Because you see, dear reader, the main character in this book is too much like me, or rather what I used to be like. Not exactly, mind you, but close enough that I could see his line of reasoning even as it spiraled him into the situation he ends up in.
In fact, the character of Henry is so beautifully and effortlessly real, that I think he might be an author self-portrait. Either that, or his creator is a true master of characterization, because not only does he talk realistically, he also acts realistically. Full of tiny mannerisms, non-sequiturs, and misunderstandings, he is so cut from life that you could slap him across the face, and in fact, you might just want to during his more idiotic moments.
But this story is a partner dance, a waltz if you will. And while it has a myriad of supporting players within its pages, the true secondary character is the narrator, whose witty and often hilarious observations are nearly as much fun as the actual actions that take place in the story. The prose as a whole is just constantly a joy to read, and it prevents any of the heavier subjects of the narrative from breaking the madcap story.
Because, make no mistake, this story needs the levity. It’s dark. Seriously dark. Concepts like murder and loneliness and becoming unattached get explored with frequent regularity, and if it wasn’t for the author’s use of dark humor and Hitchhiker’s Guide to the Galaxy levels of silliness, this book would not be nearly as good.
But it is good, it’s really quite good actually, and I think the main reason for that is that it’s simple. The premise plays out exactly the way that you would expect it to. This is not a story of twists. Instead it is an exploration of a single human being. A human being who gets duplicated, but still.

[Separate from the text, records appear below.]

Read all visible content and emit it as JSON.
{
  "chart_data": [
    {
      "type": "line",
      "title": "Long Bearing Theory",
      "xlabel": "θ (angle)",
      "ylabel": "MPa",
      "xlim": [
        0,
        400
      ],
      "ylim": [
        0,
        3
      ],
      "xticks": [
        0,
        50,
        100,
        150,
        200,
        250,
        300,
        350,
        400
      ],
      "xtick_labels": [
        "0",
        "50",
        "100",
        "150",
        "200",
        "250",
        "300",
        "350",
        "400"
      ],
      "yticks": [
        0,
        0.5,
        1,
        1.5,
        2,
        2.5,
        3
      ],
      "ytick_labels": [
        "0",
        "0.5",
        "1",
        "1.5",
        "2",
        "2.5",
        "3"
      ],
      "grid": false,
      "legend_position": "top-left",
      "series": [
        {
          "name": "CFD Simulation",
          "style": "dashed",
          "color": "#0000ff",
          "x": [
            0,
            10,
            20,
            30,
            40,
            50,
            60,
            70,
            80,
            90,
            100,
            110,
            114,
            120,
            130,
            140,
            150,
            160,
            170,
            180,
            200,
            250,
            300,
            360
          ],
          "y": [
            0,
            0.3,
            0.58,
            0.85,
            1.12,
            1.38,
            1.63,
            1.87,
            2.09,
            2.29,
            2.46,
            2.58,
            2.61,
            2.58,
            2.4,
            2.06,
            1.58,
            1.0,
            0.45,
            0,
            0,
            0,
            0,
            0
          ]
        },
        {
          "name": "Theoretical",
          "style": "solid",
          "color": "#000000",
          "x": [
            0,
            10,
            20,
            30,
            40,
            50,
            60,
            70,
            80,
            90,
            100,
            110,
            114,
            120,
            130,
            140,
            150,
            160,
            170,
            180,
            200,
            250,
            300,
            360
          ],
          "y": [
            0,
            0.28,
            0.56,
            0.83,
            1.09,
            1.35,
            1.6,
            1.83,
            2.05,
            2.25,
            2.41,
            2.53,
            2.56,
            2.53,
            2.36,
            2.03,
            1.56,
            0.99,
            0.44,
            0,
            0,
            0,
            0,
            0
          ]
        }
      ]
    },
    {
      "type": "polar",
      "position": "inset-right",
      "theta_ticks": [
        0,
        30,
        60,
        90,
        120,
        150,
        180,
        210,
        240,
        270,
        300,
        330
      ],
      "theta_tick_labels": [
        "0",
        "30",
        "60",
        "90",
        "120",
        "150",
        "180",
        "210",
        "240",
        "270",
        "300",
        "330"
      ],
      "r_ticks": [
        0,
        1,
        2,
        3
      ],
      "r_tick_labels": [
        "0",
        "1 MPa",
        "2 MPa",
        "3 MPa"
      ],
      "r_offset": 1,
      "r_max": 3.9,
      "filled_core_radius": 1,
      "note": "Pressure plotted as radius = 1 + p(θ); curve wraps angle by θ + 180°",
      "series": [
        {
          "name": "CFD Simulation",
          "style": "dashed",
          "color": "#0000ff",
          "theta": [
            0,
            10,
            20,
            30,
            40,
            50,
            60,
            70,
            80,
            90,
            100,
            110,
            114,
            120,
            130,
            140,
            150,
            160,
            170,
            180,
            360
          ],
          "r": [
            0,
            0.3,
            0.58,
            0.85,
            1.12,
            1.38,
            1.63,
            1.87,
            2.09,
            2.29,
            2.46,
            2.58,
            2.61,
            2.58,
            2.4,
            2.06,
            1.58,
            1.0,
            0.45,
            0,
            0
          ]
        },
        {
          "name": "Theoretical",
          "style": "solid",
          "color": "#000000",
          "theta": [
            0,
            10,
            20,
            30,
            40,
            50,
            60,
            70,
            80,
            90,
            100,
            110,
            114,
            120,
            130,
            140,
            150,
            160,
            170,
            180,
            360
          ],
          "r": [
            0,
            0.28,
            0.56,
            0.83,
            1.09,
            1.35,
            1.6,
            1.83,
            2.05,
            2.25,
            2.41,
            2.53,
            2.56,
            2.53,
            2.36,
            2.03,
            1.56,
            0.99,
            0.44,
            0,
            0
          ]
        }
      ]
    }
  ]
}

I know I’ve already spent a paragraph harping on how impressed I am at the realism of the main character, but it bears another repeat. One of the most basic laws of good storytelling is that the characters need to carry the story. And that is often something that gets messed up, sometimes to a spectacular degree. So when a book gets that right, then I can declare it good. And when it’s clever, and funny, and paced well, and perhaps most of all, honest, I can declare it great. And even if it might have a few flaws, and not explore some interesting concepts as far as I would personally have liked, I can even go so far as to call it excellent. It does so many things right that it outshines all its faults.
In a short sum-up, this book is a piece of candy: small, sweet, and full of flavor. It’s dark fun from beginning to end.